Ladies and gentlemen, welcome to the Coachella Valley Music and Arts Festival. May I present the bloated and stinking corpse of…The Pixies! It’s official kids: the first Pixies show since 1993 will be this May in the beautiful California desert.
The feud between Black “Bob’s Big Boy” Francis and Kim “my twin almost kicked heroin” Deal that ultimately led to the band’s demise has at last been put aside and the two will be joining forces with Dave Lovering and Joey Santiago to reform the band’s original lineup.
After the breakup, Deal found a modicum of success with her projects The Breeders and The Amps, while Francis (as Frank Black and with his band, The Catholics), recorded more than ten albums. But despite Lovering’s stint as magician and Santiago’s film scores with The Martinis, no solo endeavors could capture the magic or critical acclaim awarded the original Pixies. If they can muster even a fraction of the chemistry that brought us such classics as Doolittle and Come On Pilgrim, then this is something not to be missed.
The Coachella Valley Music and Arts festival rose from the ashes of the rock-tour-heavy1990s in Indio, California, outside of Palm Springs, in October of 1999. With an original lineup including Morrissey, Beck and Gil Scott-Heron, its success was a breath of fresh air for those exhausted from Lilith Fair, Lollapalooza and Horde’s radio-heavy mediocrity.
Modeled on European successes, like the Glastonbury and Reading festivals, Coachella offered things missing from its contemporaries, mainly water, food and good bands. In subsequent years, Coachella grew to epic proportions, with nearly every mentionable band on the radar having played on one of its stages and an estimated 68,000 attendees.
The lineup this year has been the cause of unbelievable Internet speculation and the confirmed bands have the clammy-handed fan base to justify it. Already scheduled to play the festival May 1 and 2 are electro-darlings Air, Sidestepper, The Crystal Method, Basement Jaxx, and Prefuse 73, as well as bleep-rock originators Kraftwerk. Radiohead is booked for their only North American date in 2004 and The Cure’s Robert Smith is already applying mascara to his drooping lids to headline second night.

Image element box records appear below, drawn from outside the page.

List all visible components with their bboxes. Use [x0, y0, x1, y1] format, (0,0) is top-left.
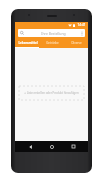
staticText: Lebensmittel — [18, 41, 38, 45]
staticText: + Liste erstellen oder Produkt hinzufüge… — [24, 91, 79, 95]
staticText: 14:41 — [77, 23, 86, 27]
other: More options — [81, 31, 83, 36]
staticText: Ihre Bestellung — [26, 31, 81, 36]
button[interactable]: Back — [23, 141, 37, 152]
button[interactable]: Diverse — [64, 39, 88, 48]
button[interactable]: Home — [45, 141, 59, 152]
staticText: Diverse — [71, 41, 82, 45]
button[interactable]: + Liste erstellen oder Produkt hinzufüge… — [19, 86, 84, 100]
other: Search — [20, 31, 24, 35]
button[interactable]: Search — [18, 29, 85, 37]
button[interactable]: Getränke — [40, 39, 64, 48]
button[interactable]: Recent apps — [66, 141, 80, 152]
button[interactable]: Lebensmittel — [15, 39, 40, 48]
staticText: Getränke — [46, 41, 59, 45]
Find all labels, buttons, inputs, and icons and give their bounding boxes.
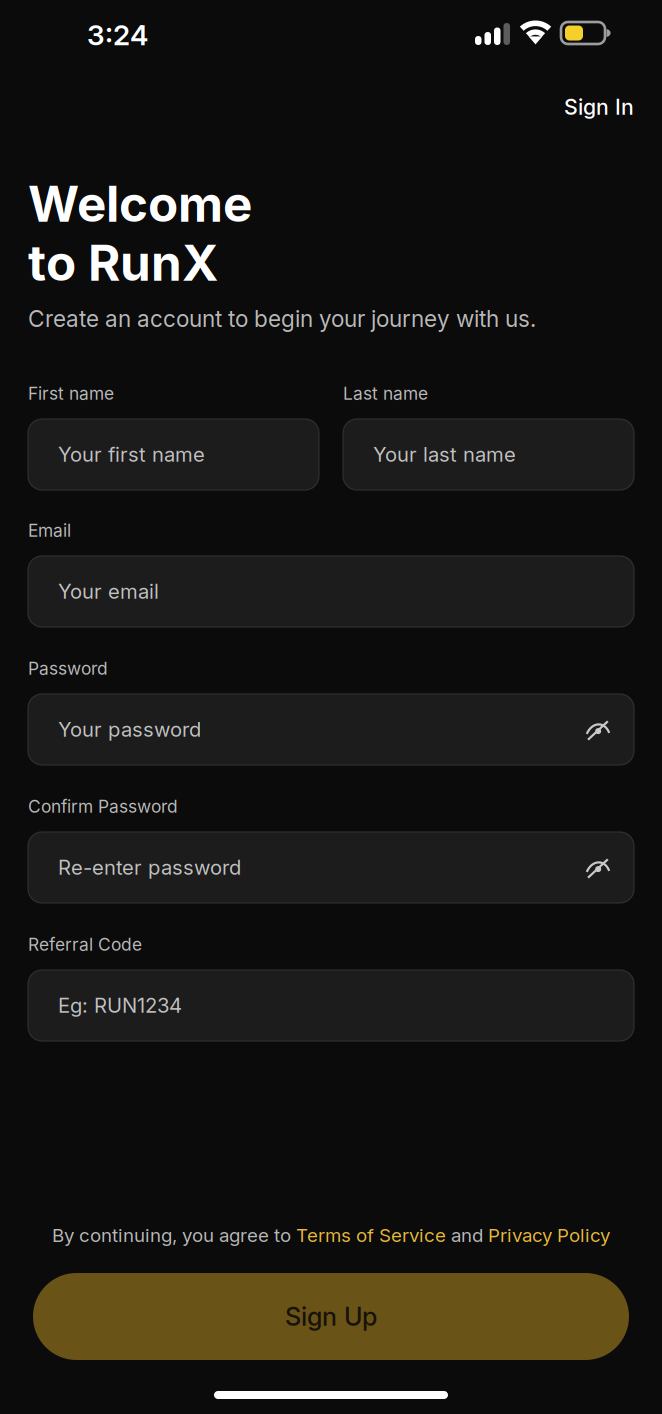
button[interactable]: Your first name xyxy=(28,419,319,490)
button[interactable]: Privacy Policy xyxy=(488,1224,610,1247)
staticText: Confirm Password xyxy=(28,796,178,817)
staticText: Sign In xyxy=(564,94,634,120)
staticText: Your email xyxy=(58,579,159,604)
staticText: Eg: RUN1234 xyxy=(58,993,182,1018)
button[interactable]: Your email xyxy=(28,556,634,627)
staticText: and xyxy=(446,1224,488,1247)
staticText: Your first name xyxy=(58,442,205,467)
button[interactable]: Show password xyxy=(570,702,626,758)
staticText: Password xyxy=(28,658,108,679)
staticText: Sign Up xyxy=(285,1301,377,1332)
staticText: to RunX xyxy=(28,233,218,293)
staticText: Re-enter password xyxy=(58,855,241,880)
button[interactable]: Your last name xyxy=(343,419,634,490)
staticText: First name xyxy=(28,383,114,404)
staticText: By continuing, you agree to xyxy=(52,1224,296,1247)
button[interactable]: Terms of Service xyxy=(296,1224,446,1247)
button[interactable]: Re-enter password xyxy=(28,832,634,903)
button[interactable]: Your password xyxy=(28,694,634,765)
button[interactable]: Eg: RUN1234 xyxy=(28,970,634,1041)
staticText: Last name xyxy=(343,383,428,404)
button[interactable]: Sign In xyxy=(534,90,634,124)
staticText: Your last name xyxy=(373,442,516,467)
staticText: 3:24 xyxy=(87,18,148,52)
staticText: Create an account to begin your journey … xyxy=(28,305,536,332)
staticText: Email xyxy=(28,520,71,541)
button[interactable]: Sign Up xyxy=(33,1273,629,1360)
staticText: Your password xyxy=(58,717,201,742)
staticText: Terms of Service xyxy=(296,1224,446,1247)
staticText: Privacy Policy xyxy=(488,1224,610,1247)
staticText: Referral Code xyxy=(28,934,142,955)
staticText: Welcome xyxy=(28,174,252,234)
button[interactable]: Show password xyxy=(570,840,626,896)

The rock spectrum is well represented too, with everyone from indie-rock limp wrists Death Cab For Cutie and The Flaming Lips to Sleepy Jackson, The (International) Noise Conspiracy, Sahara Hotnights and The Thrills. Rumored acts range from the brilliant Neutral Milk Hotel to presidential candidate Howard Dean. Even Lou Reed and the Velvet Underground are considering the desert festival and with 70 slots to fill chances are the hits will just keep coming. So pack your bags, grease up those tattoos, and hit the road, there are plenty of hotel rooms and campsites available. And don’t forget your ironic trucker hat; I don’t want any of you coming back sunburned.